Choosing YOUR Best Option
By Brooke.Alexandria on August 28, 2011
Does having options of who to date make us feel good about who we choose or make us indecisive of who to choose?
We live in a land of opportunity; a land of choices. You have a choice of how and where to get our groceries, a choice of which of the 300 TV stations to watch, an infinite choice of music and multimedia at our fingertips…even a choice of hair color, eye color, and body type. We have a lot of options and our options are increasing every day. With that increase of options, we also have many options of people to date and ways to find those people. With the introduction of online dating and social networking within the last 10 years, it seems people are becoming more indecisive about whom they want to be with and if that person is right for them…
Even once we start dating someone, we are always wondering whether this is the perfect person for me or if there is someone better out there. So what ends up happening is that we let “little” things erode our relationship and end up breaking up in pursuit of something better…

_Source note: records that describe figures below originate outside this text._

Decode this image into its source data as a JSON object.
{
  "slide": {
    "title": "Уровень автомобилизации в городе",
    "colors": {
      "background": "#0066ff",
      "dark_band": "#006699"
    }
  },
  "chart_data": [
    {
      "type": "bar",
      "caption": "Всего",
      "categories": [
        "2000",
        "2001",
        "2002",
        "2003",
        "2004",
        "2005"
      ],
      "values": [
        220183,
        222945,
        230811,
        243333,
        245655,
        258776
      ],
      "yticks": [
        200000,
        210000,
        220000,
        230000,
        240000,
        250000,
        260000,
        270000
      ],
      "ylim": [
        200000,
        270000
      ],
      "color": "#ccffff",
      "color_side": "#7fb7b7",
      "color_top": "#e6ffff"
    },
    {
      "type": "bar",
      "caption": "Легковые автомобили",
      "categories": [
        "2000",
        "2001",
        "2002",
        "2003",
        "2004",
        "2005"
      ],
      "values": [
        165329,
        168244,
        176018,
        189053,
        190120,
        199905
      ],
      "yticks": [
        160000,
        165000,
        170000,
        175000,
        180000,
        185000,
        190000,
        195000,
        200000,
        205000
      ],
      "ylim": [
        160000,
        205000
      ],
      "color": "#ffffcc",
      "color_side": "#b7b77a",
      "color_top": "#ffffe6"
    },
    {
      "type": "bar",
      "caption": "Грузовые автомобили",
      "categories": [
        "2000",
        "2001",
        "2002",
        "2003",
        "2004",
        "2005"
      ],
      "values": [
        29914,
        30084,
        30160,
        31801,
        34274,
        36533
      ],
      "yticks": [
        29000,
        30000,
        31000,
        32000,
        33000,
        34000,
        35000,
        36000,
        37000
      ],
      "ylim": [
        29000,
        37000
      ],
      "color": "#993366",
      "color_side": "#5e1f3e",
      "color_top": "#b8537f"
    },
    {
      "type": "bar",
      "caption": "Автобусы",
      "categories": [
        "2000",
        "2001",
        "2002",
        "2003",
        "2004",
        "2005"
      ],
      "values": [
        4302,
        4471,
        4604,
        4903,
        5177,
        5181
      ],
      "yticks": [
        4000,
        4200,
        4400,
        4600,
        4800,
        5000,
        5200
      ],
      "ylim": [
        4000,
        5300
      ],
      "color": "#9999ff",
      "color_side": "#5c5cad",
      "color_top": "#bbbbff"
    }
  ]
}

…Once we are broken up, if it takes a while for that “something better” to come along, we start to doubt the decision we made to break up. Also, around this time, loneliness starts to set in. So then we are doubtful and lonely—these factors alone cause us to call up our exes and eventually get back together…at least until the next thing happens that causes us to want to break up again.
On and on it goes—this cycle of indecision. I am extremely guilty of demonstrating this behavior. My boyfriend and I have broken up twice since we’ve been together. Now, I must admit, both times we broke up, it was for a reason. BUT honestly, the first time we got back together, we shouldn’t have. It was too soon—nothing had changed. But we were lonely and were not confident with our decision to break up—we were indecisive.
So what I’m learning is that although there are a lot of options, there may only be ONE best option for each person and if the person you are with doesn’t feel like the “best” option—make a decision…LEAVE.